Dogs have been used in the military since ancient times, according to Tom Newton, historian and expert on military dogs. The breeds selected have varied, depending on availability and the nature of the work the dogs were to perform. For example, territorial dogs, such as boxers, have been used as sentry guards, shepherds have been used to protect and hunting dogs such as Labrador retrievers have been used for scent detection work.
German Shepherd Dogs
One very common breed that is frequently used for military work is the German shepherd dog. They are extremely well suited for a number of military purposes, such as guarding and protecting military assets and personnel. Their size and aggressiveness make them a formidable opponent against an enemy. German shepherds are also favored for their intensity, focus, work ethic and trainability.
Another breed commonly used by both the military and law enforcement is the Belgian malinois. The American Belgian Malinois Club notes the breed is slightly smaller than German shepherds. They have also been documented to have better speed and agility, which has resulted in their popularity for military and police employment.
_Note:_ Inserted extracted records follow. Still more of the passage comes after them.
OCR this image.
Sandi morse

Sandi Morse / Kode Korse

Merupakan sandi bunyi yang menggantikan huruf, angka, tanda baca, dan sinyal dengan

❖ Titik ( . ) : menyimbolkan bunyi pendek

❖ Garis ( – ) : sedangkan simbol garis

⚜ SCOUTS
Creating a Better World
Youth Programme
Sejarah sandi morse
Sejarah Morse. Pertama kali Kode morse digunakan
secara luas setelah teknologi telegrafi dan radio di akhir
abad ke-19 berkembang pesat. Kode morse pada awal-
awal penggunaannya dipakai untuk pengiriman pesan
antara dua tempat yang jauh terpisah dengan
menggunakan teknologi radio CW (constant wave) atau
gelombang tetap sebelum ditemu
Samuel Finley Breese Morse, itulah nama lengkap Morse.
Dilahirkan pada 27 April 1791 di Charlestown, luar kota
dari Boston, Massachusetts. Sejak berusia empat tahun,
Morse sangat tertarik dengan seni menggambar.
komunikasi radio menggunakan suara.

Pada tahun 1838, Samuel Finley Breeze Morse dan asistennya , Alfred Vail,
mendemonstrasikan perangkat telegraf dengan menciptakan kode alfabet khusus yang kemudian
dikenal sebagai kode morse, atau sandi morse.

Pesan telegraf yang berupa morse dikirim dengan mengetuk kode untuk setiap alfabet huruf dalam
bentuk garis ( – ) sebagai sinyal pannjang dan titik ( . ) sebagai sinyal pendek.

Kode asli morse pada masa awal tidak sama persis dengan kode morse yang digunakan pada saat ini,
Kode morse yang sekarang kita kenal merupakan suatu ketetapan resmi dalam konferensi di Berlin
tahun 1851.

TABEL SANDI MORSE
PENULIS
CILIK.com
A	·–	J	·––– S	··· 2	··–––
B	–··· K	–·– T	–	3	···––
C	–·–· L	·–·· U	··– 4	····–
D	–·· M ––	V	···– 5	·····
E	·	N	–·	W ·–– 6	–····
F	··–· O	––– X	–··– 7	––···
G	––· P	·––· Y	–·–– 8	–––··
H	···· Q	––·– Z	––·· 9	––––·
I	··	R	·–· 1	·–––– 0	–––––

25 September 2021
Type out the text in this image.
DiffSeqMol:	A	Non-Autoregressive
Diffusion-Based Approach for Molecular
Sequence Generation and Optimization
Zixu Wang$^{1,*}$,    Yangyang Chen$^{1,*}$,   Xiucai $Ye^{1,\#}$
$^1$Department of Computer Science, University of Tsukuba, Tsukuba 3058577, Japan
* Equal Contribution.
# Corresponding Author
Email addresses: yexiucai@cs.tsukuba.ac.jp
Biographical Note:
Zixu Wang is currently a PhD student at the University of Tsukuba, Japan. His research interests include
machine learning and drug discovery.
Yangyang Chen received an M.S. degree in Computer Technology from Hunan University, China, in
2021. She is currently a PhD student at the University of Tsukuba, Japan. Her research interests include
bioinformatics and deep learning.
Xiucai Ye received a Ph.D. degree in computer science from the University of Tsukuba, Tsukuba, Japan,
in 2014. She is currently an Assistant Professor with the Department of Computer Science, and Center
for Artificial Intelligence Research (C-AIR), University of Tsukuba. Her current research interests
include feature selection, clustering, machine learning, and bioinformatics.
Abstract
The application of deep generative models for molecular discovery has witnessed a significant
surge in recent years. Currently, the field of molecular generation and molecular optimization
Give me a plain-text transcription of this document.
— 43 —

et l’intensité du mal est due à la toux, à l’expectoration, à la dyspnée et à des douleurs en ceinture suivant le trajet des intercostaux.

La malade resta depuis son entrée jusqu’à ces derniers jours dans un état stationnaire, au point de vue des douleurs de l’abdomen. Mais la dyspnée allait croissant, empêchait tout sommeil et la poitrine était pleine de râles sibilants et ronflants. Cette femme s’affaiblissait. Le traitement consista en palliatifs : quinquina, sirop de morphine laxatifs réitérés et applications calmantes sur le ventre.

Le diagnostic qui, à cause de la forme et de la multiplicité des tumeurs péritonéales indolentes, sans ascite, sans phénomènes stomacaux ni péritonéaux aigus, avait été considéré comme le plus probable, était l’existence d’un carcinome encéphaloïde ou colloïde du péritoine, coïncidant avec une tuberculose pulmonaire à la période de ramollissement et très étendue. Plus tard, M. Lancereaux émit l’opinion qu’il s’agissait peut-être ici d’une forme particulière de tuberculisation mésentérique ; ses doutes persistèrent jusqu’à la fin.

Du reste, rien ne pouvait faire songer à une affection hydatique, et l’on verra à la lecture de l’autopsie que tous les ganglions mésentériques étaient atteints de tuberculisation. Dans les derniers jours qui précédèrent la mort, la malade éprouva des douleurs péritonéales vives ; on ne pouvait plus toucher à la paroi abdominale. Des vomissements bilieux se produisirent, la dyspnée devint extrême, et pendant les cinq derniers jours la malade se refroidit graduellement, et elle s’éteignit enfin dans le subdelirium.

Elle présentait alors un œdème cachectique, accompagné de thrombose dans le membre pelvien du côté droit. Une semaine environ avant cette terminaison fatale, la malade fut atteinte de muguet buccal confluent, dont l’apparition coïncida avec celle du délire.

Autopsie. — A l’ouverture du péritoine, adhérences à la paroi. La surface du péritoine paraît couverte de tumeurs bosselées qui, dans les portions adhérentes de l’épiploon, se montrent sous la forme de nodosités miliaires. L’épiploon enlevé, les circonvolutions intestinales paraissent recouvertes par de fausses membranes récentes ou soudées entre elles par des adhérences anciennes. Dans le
Dutch shepherds, also slightly smaller than German shepherds, come in three different coat lengths, according to the Van Falconer Dog Training Facility -- short-haired, rough-haired and long-haired. This enables them to be utilized in a wider variety of climates. The Dutch shepherd breed retains many of its original working characteristics, such as independence and task focus, which have gained the breed a place in the U.S. military canine program, according to Tom Newton.
Depending upon the type of work to be done, other dogs than shepherds have been recruited into service. Labrador retrievers have been used for detection work. Boxer dogs have also been used periodically in Germany and America by the military, often for sentry work. As new tasks are identified, Newton says the U.S. military continues to experiment with various dog breeds to determine which will be most capable of performing that specific job.